In response to these opposition attacks, the NDP has suddenly moved from dialogue to force as the means to settle native grievances. Saul Terry, leader of the BC Union of Indian Chiefs, agrees that many people have been using Gustafsen Lake as justification for a "get tough" policy.

The NDP has done this by consistently portraying the Defenders as criminals and contending that their claims are illegitimate. Attorney General Dosanjh has stated that "there is no logic in attempting to deal with [the Defenders]" in a political discussion. Dosanjh has been repeatedly supported by Premier Mike Harcourt in his decision to allow the RCMP to resolve the situation. Harcourt has stated that his "patience is wearing very thin."

The BC government has received luke-warm support for their actions from the national and local native leadership.

The local band council, the Cariboo Tribal Council, agreed with Dosanjh that there is "no significance to the cattle ranch land" being claimed by the Defenders. As well, they have condemned the Defenders for rejecting "all governments and laws... including the First Nations governments."

The Grand Chief of the Assembly of First Nations, Ovide Mercredi, visited the camp over the weekend in an attempt to resolve the dispute. Although he condemned the use of violence, he rejected Dosanjh's characterisation of the Defenders.

"The individuals are not terrorists," he said. "They are people with strong convictions...they are not criminals."

Although many native leaders disagree with their tactics, they concur with the beliefs of the Defenders.

"What they are expressing in terms of sovereignty and aboriginal rights are, from my perspective, not extremist," said Saul Terry. "I don't think we are squatters or trespassers in our own homeland."

Heroism or Terrorism?

The BC government's objection to a political discussion with the Defenders appears all the more dubious when the historic relationship between natives and non-natives in British Columbia is considered.

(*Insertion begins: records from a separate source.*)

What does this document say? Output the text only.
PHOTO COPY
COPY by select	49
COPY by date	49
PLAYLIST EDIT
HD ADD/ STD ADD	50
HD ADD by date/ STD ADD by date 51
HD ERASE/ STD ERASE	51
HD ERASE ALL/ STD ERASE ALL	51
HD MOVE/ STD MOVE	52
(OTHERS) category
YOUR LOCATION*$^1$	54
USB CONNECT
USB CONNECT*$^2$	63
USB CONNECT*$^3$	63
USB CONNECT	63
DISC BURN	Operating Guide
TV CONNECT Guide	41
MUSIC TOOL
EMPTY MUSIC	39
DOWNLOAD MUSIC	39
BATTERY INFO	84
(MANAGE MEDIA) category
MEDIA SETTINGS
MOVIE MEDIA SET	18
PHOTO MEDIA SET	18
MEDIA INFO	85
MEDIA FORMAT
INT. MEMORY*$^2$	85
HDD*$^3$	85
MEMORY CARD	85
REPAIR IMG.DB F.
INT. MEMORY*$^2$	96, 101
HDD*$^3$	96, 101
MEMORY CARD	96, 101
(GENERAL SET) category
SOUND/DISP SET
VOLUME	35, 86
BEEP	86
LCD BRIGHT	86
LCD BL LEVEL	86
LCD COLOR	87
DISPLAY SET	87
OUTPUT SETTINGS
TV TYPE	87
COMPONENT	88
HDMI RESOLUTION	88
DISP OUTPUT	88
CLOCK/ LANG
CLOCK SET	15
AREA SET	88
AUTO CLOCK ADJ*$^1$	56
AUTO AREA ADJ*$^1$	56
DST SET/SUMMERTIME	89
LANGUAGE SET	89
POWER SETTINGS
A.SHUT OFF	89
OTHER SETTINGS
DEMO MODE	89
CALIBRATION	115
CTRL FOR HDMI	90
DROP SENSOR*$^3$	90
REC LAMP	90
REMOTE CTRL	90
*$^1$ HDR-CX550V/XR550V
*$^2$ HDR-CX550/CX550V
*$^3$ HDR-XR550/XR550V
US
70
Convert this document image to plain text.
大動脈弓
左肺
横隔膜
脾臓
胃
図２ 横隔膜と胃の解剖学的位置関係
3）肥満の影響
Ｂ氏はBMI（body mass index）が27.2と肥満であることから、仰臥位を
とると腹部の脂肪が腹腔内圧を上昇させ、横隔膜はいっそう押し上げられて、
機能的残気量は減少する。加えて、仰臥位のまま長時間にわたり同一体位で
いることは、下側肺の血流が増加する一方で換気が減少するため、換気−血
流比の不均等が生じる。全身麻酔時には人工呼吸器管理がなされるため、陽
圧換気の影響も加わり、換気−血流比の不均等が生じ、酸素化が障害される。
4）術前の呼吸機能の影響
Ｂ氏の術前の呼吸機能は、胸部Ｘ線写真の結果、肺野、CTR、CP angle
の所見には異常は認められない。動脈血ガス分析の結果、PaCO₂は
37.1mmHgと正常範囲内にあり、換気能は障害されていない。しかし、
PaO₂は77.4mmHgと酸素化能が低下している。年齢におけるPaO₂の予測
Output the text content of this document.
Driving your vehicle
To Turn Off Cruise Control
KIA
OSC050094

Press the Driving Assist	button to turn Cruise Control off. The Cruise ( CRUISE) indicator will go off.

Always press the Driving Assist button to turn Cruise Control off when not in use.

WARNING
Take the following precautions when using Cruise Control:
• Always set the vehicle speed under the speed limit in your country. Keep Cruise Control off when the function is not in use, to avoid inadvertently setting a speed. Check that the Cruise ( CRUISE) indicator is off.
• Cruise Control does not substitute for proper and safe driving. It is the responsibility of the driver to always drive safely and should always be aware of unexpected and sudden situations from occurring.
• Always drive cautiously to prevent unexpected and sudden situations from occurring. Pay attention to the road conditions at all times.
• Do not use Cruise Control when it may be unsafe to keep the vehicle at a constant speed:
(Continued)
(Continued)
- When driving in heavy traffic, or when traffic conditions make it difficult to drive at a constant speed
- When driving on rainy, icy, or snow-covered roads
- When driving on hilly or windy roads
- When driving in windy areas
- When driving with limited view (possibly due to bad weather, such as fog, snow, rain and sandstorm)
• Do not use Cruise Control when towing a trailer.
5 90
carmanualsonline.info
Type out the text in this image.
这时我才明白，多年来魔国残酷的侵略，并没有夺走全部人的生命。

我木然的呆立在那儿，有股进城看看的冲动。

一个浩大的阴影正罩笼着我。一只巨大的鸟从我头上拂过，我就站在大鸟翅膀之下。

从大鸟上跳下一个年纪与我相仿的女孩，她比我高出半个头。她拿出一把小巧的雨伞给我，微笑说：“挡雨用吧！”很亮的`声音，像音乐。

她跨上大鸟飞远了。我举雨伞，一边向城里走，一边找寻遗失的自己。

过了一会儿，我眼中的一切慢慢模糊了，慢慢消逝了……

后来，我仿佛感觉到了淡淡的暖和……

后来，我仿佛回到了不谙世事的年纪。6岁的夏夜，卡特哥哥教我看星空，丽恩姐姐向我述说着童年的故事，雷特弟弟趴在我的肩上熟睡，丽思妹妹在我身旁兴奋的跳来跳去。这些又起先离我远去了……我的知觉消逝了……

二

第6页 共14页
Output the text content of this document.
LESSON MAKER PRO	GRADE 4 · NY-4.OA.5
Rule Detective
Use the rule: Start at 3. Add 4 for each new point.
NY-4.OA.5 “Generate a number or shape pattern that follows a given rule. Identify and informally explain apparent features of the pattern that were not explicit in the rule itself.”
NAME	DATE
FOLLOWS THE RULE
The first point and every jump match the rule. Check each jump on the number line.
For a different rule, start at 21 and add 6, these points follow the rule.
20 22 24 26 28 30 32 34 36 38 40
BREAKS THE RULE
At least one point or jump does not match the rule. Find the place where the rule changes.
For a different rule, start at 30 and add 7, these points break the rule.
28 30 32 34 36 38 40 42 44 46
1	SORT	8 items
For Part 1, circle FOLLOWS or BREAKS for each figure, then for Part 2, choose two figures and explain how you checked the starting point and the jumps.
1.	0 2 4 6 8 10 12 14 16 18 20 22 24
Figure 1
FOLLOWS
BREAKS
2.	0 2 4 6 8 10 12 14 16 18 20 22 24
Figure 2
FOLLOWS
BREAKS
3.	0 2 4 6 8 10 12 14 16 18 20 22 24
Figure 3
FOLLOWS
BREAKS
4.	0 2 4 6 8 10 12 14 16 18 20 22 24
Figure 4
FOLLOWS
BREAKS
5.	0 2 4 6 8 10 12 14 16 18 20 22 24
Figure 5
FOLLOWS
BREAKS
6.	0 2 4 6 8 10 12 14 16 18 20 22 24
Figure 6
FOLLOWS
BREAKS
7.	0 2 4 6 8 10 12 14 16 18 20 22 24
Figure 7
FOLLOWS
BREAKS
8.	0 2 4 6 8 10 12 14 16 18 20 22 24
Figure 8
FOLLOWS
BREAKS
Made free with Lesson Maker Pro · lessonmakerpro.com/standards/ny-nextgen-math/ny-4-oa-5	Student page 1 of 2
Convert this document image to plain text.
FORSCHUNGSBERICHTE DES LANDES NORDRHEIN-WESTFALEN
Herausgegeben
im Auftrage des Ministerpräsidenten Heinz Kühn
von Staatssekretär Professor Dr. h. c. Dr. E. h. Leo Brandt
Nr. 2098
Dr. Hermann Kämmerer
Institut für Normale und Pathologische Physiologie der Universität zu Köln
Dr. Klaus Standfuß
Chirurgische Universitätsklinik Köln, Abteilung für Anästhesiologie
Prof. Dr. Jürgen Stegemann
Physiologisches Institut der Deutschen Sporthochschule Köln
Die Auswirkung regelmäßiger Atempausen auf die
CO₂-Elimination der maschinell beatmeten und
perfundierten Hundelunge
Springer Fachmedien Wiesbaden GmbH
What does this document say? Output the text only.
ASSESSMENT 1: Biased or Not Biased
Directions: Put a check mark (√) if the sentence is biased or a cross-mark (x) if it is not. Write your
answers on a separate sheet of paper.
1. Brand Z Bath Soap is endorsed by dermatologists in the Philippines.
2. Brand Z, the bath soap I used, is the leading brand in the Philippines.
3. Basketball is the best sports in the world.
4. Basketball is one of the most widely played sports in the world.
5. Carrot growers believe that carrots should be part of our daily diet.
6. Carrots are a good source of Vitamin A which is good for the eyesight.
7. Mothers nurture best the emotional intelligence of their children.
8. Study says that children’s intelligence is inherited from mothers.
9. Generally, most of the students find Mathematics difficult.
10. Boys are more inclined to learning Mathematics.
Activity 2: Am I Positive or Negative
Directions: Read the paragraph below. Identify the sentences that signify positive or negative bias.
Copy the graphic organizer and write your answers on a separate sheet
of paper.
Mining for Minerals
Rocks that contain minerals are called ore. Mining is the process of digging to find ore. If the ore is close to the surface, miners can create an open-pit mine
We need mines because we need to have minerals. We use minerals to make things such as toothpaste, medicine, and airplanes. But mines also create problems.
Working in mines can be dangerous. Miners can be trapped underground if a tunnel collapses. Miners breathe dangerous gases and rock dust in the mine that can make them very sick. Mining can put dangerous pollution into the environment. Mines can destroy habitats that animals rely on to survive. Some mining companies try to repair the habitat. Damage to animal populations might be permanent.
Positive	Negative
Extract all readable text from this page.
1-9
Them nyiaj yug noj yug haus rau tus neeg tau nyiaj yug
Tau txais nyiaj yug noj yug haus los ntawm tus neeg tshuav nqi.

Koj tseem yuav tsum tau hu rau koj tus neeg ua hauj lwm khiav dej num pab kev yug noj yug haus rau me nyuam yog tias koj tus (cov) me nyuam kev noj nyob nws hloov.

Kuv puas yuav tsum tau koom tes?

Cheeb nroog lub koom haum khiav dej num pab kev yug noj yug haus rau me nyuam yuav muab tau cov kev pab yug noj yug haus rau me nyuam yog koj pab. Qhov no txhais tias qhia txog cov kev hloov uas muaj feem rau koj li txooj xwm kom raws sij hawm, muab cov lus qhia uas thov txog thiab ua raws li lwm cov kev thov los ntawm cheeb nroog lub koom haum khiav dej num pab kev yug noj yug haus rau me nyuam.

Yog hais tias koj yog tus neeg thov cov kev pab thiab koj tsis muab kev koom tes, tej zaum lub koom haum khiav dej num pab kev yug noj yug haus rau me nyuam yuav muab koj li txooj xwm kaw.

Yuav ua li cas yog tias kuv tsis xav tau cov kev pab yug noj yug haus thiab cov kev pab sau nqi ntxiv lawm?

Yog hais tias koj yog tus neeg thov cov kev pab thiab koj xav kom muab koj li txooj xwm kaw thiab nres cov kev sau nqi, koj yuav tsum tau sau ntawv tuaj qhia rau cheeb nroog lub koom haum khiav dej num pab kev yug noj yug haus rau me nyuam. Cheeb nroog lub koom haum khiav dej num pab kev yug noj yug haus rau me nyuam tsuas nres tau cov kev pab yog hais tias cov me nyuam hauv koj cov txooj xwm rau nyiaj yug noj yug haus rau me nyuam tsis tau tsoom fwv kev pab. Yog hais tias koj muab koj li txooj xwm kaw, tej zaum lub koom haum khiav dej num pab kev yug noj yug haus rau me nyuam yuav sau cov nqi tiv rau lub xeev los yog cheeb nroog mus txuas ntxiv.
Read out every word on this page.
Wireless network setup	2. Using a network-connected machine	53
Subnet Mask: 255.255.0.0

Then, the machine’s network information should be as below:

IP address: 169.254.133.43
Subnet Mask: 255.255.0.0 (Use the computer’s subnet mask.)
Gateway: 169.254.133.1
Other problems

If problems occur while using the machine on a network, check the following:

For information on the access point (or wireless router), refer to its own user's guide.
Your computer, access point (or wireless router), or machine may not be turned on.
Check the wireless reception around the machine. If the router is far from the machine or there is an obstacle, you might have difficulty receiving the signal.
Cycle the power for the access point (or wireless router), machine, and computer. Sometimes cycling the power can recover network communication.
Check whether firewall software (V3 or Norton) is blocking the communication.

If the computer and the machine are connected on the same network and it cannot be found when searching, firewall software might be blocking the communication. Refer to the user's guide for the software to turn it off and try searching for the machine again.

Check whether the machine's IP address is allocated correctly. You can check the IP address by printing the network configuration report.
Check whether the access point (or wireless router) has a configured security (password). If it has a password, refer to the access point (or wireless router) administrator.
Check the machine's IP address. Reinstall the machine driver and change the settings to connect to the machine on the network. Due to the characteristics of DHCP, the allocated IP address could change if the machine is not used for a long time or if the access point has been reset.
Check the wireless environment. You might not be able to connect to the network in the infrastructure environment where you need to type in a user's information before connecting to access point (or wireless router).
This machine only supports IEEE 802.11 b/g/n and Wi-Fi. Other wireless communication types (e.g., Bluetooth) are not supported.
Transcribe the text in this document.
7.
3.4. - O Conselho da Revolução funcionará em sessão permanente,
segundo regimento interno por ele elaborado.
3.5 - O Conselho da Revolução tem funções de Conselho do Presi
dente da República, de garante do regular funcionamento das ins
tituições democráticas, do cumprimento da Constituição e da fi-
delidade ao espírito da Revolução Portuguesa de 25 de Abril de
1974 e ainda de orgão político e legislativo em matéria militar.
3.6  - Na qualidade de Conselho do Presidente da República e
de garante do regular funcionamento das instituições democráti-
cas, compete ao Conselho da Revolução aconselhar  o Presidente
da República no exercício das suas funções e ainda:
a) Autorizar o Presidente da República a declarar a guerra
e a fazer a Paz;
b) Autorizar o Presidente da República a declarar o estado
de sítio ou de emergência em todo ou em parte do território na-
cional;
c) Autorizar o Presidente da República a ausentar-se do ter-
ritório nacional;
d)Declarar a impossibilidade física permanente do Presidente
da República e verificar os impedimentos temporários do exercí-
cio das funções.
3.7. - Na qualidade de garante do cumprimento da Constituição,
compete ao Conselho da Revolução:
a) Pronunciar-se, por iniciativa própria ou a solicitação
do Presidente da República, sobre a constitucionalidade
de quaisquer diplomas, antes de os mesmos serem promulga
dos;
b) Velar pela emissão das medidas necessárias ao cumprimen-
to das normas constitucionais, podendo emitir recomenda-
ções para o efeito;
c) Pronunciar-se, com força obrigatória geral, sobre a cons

Unlike the rest of Canada, the territory of British Columbia was never signed away in treaties by native groups. Under the Proclamation of 1763, the working constitution for the Canadian Colonies until 1867, native nations retained all title to their land until relinquished in treaties. This never occurred in the territory now known as British Columbia.

In a letter to the RCMP Staff Sergeant Peter Sarich, Bruce Clark outlines his legal argument for the Defenders. Since the land was never ceded to the Canadian government, he argues, it is illegal under the Proclamation and subsequent international law, for the government to exercise any power, such as the RCMP, in the area. Ironically, Clark is arguing for the exact same thing as the Attorney General. His main concern is to "uphold the law"; however, he views the British Columbian and Canadian governments as the illegitimate forces, not the Defenders in their makeshift camp. Clark explains that he and his clients are simply "doing their duty as the law defines it...to resist continued trespassing of Canadian authorities on native land" and the Defenders are "prepared to have their lives forfeited for it."

"Thousands upon thousands of Indian lives have been, and are being, lost," he wrote in response to a Vancouver journalist.

These lives have been lost precisely because native communities have been "invaded and terrorised treasonably, fraudulently, and genocidally. The high mortality rates of natives in our country are a consequence of the legal establishment's crimes. My clients' intent at Gustafsen Lake is to save many lives at the risk of their own. That is heroism not terrorism."